Zudem ist private Hilfe stets gefährdet, durch nicht vorhergesehene äußere Umstände plötzlich wegzubrechen. Der Zusammenbruch großer karitativer Stiftungen in den USA im Gefolge der Finanzkrise hat dies eindrucksvoll bewiesen. Wenn es hier keinen organisierten Sozialstaat mehr gibt, der rettend eingreift, sind Tragödien vorprogrammiert (und die dürften sich in den Staaten auch gerade ereignen).
Wünschenswert wäre also in Wahrheit ein kluges Ineinandergreifen sozialer Instrumente des Staates wie der privaten Vereine. Eine steuerliche Absetzbarkeit von Spenden macht in diesem Zusammenhang nur dann Sinn, wenn erstens gewährleistet ist, dass dies nicht mit einem Rückbau des Sozialstaates (und der fängt schon in den Schulen wie in den Polizeiwachzimmern an!) einhergeht, die ausbleibenden Steuereinnahmen also nicht der, an verfassungsrechtlichen Vorgaben orientierten, staatlichen Leistungserfüllung verlustig gehen.

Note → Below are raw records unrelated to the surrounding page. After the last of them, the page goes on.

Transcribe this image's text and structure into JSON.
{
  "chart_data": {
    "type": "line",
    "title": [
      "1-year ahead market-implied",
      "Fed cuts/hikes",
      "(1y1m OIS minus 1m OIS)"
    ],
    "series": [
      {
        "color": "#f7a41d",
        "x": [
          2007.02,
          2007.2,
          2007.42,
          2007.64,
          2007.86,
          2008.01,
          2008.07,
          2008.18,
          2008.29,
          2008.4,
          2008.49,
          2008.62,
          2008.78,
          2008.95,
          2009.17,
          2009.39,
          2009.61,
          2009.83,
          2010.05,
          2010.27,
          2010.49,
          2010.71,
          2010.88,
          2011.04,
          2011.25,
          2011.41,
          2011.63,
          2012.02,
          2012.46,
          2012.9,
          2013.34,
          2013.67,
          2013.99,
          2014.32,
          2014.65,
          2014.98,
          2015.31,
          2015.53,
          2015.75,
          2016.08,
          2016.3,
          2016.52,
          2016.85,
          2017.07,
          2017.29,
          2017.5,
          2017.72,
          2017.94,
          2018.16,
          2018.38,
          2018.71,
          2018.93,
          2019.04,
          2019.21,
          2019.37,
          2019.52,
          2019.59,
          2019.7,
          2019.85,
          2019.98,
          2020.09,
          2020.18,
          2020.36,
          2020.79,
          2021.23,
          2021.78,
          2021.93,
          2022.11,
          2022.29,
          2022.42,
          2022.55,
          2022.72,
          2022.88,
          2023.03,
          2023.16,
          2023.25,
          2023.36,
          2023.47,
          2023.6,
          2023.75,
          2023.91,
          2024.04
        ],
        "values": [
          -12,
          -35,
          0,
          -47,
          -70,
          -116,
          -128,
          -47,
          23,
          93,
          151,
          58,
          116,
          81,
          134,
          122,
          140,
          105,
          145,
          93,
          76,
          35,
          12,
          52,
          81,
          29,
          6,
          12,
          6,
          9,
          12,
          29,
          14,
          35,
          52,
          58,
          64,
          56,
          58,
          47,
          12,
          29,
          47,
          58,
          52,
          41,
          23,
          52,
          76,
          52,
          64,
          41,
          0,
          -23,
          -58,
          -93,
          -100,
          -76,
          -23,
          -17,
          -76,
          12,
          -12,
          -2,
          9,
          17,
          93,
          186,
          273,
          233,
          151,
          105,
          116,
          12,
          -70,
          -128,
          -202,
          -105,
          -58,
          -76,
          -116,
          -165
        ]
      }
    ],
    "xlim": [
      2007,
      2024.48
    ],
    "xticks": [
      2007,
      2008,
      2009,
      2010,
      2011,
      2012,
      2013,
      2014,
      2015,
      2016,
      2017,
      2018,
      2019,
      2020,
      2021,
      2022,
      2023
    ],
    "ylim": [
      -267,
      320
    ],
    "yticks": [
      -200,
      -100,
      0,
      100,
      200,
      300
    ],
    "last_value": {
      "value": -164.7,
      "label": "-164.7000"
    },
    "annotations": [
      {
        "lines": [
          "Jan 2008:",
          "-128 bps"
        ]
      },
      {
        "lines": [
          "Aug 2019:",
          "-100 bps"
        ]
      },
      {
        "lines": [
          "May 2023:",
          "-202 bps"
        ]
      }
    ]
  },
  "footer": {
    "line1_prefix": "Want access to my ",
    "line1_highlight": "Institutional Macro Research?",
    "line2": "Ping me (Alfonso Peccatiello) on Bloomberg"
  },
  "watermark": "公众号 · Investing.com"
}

Und, wenn zweitens eine solche steuerliche Begünstigung nicht nur handverlesenen "mildtätigen" Organisationen des karitativen Bereiches zukommt, sondern ein weiterer Ansatz gewählt wird, der anerkennt, dass der Dienst am Menschen und der Menschheit in vielfältigen Formen, etwa auch durch den Einsatz für den Klimaschutz oder die Menschenrechte, erfolgen kann.
In dieser Hinsicht sprechen die Aussagen des Finanzminister über "Aktivismus" und "Demonstrationen" nämlich leider Bände. Darüber, wie man die Welt aus einer Perspektive der Engstirnigkeit und Fantasielosigkeit sehen kann, über die Unfähigkeit oder den Unwillen über mehr als zwei Ecken zu denken. Aber auch über mangelndes demokratiepolitisches Gespür und die Unkenntnis der Geschichte. Denn der "Aktivismus" und die "Demonstrationen" waren es erst, die jene Grundlagen geschaffen haben, auf denen Josef Pröll sein Amt ausübt.